I saw this a few days ago on the FB site Tin Can Sailors. The old Torpedomen had a field day with it.The claim is that the object shown in the picture is actually a certain torpedo and not a Harpoon missile. It is not as an egregious mistake as a U.S. Navy site that referred to the port side of a ship as the left side.
Looks like a Mk 48 Torpedo in the first picture, not a Harpoon.
That blew up real good.
Prayers for those in the Silent Service.
If the U.S. wants a replacement they would do well to join with the British and French on the Perseus. Range of over 300 kilometers, Mach 5 speed, decent sized warhead. Joining in would probably shave years off the development time and give the U.S. a hypersonic weapon quicker than starting from scratch.

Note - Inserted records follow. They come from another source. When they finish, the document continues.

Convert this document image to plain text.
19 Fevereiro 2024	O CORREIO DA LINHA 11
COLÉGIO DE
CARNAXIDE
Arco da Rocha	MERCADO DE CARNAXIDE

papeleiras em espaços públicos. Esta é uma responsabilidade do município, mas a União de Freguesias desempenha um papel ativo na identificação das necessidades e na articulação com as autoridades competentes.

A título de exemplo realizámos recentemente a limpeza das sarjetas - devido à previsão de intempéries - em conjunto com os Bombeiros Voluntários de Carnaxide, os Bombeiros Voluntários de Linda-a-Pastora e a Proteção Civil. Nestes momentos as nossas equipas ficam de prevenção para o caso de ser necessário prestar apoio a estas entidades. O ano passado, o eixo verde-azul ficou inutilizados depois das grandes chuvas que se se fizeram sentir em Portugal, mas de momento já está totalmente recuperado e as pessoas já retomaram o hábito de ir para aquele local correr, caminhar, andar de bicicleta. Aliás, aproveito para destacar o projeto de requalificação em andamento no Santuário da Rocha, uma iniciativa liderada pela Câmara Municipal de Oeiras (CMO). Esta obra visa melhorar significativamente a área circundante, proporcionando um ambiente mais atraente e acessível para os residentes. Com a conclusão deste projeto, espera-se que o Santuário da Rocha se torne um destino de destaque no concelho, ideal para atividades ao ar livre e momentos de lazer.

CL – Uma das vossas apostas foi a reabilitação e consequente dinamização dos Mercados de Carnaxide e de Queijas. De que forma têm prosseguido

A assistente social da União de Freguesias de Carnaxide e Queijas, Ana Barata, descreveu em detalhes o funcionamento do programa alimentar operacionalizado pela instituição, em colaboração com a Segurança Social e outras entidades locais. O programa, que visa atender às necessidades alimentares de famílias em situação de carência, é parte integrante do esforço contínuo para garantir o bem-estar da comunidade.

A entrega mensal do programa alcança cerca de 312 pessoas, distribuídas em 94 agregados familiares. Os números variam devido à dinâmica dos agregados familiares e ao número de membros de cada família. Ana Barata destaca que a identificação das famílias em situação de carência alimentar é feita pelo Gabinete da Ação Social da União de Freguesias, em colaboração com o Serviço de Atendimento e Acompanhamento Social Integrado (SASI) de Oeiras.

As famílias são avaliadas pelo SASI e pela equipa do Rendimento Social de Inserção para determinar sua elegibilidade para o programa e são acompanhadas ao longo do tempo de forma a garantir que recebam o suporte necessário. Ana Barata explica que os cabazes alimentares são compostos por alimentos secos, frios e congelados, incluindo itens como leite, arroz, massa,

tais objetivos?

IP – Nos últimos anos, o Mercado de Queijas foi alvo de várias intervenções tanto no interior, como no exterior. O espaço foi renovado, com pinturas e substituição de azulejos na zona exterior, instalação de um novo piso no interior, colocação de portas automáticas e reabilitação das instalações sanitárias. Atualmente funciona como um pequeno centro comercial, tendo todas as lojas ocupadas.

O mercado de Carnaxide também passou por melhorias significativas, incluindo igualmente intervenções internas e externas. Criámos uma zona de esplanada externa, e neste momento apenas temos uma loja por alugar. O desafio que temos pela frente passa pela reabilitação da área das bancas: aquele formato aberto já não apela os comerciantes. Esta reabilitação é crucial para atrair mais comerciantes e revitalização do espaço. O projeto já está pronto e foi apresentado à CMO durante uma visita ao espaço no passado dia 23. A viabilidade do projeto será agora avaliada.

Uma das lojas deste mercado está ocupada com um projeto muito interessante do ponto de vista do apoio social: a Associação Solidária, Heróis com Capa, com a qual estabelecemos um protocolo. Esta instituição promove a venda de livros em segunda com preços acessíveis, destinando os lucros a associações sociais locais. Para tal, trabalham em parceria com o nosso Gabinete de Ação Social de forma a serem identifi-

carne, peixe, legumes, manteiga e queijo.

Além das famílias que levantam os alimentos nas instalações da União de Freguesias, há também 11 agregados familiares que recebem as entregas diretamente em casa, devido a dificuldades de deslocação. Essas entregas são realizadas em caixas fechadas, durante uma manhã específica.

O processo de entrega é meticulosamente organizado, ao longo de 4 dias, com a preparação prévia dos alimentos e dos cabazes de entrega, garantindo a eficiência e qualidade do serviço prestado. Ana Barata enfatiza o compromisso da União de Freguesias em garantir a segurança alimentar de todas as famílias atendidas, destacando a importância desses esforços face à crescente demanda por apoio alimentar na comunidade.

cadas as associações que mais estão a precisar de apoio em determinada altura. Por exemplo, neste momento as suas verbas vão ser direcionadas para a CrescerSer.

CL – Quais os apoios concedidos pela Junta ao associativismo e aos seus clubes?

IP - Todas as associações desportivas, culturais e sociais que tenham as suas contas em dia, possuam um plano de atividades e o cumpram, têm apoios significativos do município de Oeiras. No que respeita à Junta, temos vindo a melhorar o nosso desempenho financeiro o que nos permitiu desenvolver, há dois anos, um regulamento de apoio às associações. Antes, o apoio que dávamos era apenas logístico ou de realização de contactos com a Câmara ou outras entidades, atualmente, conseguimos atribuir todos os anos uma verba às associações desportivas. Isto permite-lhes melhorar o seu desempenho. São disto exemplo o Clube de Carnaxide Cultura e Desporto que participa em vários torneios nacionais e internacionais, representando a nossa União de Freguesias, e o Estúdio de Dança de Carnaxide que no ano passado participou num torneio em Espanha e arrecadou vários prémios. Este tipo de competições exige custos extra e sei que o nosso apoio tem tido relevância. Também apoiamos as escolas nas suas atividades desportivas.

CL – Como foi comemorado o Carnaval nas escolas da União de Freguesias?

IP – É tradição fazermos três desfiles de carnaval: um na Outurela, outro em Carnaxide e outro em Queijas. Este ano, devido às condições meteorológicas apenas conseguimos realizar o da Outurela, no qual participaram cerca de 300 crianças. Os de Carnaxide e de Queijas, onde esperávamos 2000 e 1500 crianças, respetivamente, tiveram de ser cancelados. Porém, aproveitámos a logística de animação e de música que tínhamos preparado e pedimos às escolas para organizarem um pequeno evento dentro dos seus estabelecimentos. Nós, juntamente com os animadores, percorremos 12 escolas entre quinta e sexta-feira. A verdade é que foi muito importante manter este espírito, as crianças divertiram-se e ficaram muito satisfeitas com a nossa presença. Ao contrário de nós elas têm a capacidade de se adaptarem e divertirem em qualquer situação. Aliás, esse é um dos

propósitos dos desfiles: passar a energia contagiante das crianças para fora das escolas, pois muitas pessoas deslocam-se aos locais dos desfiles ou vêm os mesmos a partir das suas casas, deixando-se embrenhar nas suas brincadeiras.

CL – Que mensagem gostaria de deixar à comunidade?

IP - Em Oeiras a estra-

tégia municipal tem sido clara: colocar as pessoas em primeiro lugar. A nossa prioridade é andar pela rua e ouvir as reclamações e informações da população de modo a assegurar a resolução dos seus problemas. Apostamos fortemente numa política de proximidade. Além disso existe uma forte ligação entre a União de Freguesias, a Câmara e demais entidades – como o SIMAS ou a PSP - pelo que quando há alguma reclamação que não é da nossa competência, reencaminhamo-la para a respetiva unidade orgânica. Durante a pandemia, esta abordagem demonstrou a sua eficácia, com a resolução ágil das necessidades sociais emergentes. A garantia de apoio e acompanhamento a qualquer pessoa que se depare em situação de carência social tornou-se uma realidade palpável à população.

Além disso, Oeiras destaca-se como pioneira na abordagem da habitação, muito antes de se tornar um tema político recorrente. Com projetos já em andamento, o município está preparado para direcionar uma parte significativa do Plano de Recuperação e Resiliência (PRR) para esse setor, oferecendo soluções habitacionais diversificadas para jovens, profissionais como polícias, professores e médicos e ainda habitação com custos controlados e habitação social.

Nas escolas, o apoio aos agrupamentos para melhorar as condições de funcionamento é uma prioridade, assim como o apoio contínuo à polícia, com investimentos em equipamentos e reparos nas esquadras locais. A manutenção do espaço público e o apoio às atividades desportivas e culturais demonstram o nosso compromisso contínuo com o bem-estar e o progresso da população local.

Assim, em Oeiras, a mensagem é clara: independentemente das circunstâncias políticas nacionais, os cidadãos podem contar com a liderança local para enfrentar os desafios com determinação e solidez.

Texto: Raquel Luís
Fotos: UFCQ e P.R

They never stopped the airwing delivered version fired from F/A-18’s. Back around 1987 if I remember correctly a test fire of the Harpoon in the Indian Ocean ended up hitting an Indian freighter that was spying on the missile test. All shipping was warned to avoid the area. The Harpoon will lock onto the largest vessel and when the freighter got to close the Harpoon locked on and hit the ships wheel house killing the captain. The missile’s warhead was not armed and the impact and unspent rocket fuel destroyed the bridge of the ship.